Researchers have reported that, using CRISPR-Cas9 technology, they were able to correct the sickle cell mutation in mice infected with sickle cell disease (SCD), suggesting that gene editing could be an option for treating the cause of the disease, rather than the symptoms.

The edited genes were still detectable 16 weeks later, according to the study results, which were published in Science Translational Medicine.

“What we have right now, if we can scale it up and make sure it works well, is already enough to form the basis of a clinical trial to cure SCD with gene editing,” the study’s lead author Mark DeWitt, PhD, of the Innovative Genomics Initiative at University of California, Berkeley, said in a press release. Dr. DeWitt added that SCD is an ideal target to test this technology because it occurs when a single letter in the HBB gene is a T instead of an A.

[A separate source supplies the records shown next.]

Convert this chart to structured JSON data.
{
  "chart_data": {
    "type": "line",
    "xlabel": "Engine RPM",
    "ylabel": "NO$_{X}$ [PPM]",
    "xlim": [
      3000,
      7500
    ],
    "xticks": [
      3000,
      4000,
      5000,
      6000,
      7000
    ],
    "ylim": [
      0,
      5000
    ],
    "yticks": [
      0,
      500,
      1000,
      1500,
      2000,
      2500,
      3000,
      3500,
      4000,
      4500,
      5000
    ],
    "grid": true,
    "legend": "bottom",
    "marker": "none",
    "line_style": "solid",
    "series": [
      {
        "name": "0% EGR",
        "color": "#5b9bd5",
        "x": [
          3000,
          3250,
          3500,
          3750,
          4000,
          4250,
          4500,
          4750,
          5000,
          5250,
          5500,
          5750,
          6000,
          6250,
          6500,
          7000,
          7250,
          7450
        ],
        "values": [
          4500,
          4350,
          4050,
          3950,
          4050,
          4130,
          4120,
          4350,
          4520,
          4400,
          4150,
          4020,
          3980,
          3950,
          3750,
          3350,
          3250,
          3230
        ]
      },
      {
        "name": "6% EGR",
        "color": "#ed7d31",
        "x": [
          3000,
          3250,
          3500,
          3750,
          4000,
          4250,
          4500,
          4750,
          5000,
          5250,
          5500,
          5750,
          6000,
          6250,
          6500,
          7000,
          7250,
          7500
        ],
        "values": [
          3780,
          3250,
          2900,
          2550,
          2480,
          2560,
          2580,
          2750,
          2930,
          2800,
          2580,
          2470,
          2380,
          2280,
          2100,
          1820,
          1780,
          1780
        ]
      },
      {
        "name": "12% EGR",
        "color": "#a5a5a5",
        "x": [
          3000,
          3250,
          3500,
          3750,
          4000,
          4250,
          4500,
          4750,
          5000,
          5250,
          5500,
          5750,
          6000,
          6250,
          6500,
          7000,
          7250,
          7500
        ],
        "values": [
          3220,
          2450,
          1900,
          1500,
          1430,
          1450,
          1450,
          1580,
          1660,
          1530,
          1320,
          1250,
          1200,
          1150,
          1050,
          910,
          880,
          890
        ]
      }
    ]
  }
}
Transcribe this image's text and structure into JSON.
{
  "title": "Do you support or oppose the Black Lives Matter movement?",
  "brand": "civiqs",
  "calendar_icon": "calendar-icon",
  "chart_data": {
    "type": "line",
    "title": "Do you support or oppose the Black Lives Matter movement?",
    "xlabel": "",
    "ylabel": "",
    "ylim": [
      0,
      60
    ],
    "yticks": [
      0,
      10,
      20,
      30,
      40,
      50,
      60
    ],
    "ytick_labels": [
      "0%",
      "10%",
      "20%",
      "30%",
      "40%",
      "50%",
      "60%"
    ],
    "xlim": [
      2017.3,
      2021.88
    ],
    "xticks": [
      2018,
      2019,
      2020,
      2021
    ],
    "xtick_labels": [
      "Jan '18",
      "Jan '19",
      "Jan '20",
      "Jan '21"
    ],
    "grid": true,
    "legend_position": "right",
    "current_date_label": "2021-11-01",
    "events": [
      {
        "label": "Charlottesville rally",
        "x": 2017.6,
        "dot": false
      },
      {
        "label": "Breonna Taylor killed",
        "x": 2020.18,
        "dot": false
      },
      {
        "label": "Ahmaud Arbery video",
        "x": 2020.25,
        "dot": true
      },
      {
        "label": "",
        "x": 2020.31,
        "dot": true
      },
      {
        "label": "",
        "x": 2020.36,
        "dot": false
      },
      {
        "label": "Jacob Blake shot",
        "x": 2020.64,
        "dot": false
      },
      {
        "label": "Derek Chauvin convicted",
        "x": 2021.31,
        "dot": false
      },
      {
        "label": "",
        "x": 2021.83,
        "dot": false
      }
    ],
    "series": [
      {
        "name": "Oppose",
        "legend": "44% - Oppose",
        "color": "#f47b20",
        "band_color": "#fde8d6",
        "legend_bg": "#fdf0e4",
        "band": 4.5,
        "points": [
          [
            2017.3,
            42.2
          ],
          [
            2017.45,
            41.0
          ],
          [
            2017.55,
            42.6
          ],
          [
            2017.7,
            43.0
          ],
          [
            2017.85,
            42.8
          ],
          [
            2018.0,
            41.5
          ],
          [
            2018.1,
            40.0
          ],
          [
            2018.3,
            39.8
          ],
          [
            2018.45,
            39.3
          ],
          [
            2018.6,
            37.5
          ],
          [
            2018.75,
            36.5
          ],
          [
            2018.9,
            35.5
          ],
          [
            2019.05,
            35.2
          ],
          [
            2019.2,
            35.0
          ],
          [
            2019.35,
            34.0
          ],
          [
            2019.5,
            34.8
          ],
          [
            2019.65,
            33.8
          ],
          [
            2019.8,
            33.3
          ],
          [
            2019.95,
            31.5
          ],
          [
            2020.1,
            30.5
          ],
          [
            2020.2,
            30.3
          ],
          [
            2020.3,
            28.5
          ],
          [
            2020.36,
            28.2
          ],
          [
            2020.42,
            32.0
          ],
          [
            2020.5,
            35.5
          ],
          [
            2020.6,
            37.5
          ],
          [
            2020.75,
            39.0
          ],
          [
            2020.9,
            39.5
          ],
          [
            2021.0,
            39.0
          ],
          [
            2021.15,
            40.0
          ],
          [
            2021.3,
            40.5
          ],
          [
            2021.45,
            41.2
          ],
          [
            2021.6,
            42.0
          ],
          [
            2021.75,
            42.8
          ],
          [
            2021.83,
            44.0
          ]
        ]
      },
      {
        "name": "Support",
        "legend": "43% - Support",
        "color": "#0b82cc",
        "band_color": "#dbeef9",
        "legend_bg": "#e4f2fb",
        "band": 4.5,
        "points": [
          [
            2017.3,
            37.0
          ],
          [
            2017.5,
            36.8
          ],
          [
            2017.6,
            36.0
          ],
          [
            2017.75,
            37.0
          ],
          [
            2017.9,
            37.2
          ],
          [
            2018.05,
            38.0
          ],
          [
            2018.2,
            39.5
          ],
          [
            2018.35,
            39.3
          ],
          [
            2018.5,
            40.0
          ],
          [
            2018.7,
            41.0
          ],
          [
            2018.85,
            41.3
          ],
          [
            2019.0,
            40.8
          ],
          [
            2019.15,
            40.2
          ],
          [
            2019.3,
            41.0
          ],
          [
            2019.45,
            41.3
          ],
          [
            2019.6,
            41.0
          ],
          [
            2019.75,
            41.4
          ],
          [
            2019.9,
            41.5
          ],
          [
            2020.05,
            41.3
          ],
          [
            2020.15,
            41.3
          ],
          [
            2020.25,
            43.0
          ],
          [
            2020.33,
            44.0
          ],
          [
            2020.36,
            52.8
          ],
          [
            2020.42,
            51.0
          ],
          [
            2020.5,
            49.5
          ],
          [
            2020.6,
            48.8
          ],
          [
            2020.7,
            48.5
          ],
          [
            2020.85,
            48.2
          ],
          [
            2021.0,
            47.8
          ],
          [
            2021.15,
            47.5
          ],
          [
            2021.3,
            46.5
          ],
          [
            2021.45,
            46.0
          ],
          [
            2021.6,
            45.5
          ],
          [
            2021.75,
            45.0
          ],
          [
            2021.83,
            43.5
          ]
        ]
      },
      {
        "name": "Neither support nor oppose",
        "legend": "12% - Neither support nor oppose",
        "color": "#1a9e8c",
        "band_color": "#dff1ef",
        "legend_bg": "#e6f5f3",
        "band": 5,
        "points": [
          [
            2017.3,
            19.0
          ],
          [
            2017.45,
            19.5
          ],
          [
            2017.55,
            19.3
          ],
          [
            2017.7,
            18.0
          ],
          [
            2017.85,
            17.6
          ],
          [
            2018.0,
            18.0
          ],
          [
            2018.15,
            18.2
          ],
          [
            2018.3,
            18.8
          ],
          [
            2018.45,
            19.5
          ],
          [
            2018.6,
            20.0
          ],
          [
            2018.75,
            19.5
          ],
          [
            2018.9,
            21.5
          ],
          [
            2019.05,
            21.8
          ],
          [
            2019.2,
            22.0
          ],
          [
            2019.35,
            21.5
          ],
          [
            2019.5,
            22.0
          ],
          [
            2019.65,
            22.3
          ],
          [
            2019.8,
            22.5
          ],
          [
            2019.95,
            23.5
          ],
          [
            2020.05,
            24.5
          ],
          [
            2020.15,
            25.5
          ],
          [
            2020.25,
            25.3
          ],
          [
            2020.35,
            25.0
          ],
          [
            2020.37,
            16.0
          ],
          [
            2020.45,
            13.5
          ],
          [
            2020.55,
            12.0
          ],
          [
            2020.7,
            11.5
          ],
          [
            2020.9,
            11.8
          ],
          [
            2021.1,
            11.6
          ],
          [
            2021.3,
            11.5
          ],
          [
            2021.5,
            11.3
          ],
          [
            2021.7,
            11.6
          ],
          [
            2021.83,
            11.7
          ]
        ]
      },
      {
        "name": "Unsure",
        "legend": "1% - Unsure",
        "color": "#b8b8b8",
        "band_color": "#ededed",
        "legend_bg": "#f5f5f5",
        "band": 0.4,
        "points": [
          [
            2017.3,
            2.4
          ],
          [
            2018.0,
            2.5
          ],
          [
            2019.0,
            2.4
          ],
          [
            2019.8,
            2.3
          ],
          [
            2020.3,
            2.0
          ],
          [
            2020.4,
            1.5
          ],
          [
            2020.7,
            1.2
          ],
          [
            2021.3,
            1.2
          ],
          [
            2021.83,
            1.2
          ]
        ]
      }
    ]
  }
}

Researchers used CRISPR-Cas9 technology to revert a portion of mutant sickle cell genes in the hematopoietic/progenitor cells obtained from the blood of SCD patients, then assessed how these altered human cells would survive in mice by transplanting approximately 1 million of the cells into each mouse in the study. Approximately 12 percent of the stem cells were fully altered by CRISPR.

After 16 weeks, the researchers tested human blood cells in the bone marrow of five mice and found that, on average, 2.3 percent of these cells had the edited DNA with the SCD trait.

“It will take years of very careful and rigorous study to ensure that it’s totally and completely safe before we even contemplate an actual clinical trial,” said Dr. DeWitt. The authors noted that they will need to scale up the gene-editing abilities for this approach to be feasible, since a human would need hundreds of millions of cells. In addition, they need to be sure that CRISPR does not unexpectedly affect other parts of the human genome.

Sources: DeWitt MA, Magis W, Bray NL, et al. Selection-free genome editing of the sickle mutation in human adult hematopoietic stem/progenitor cells. Sci Transl Med. 2016;8 :360ra134; The Los Angeles Times, October 12, 2016.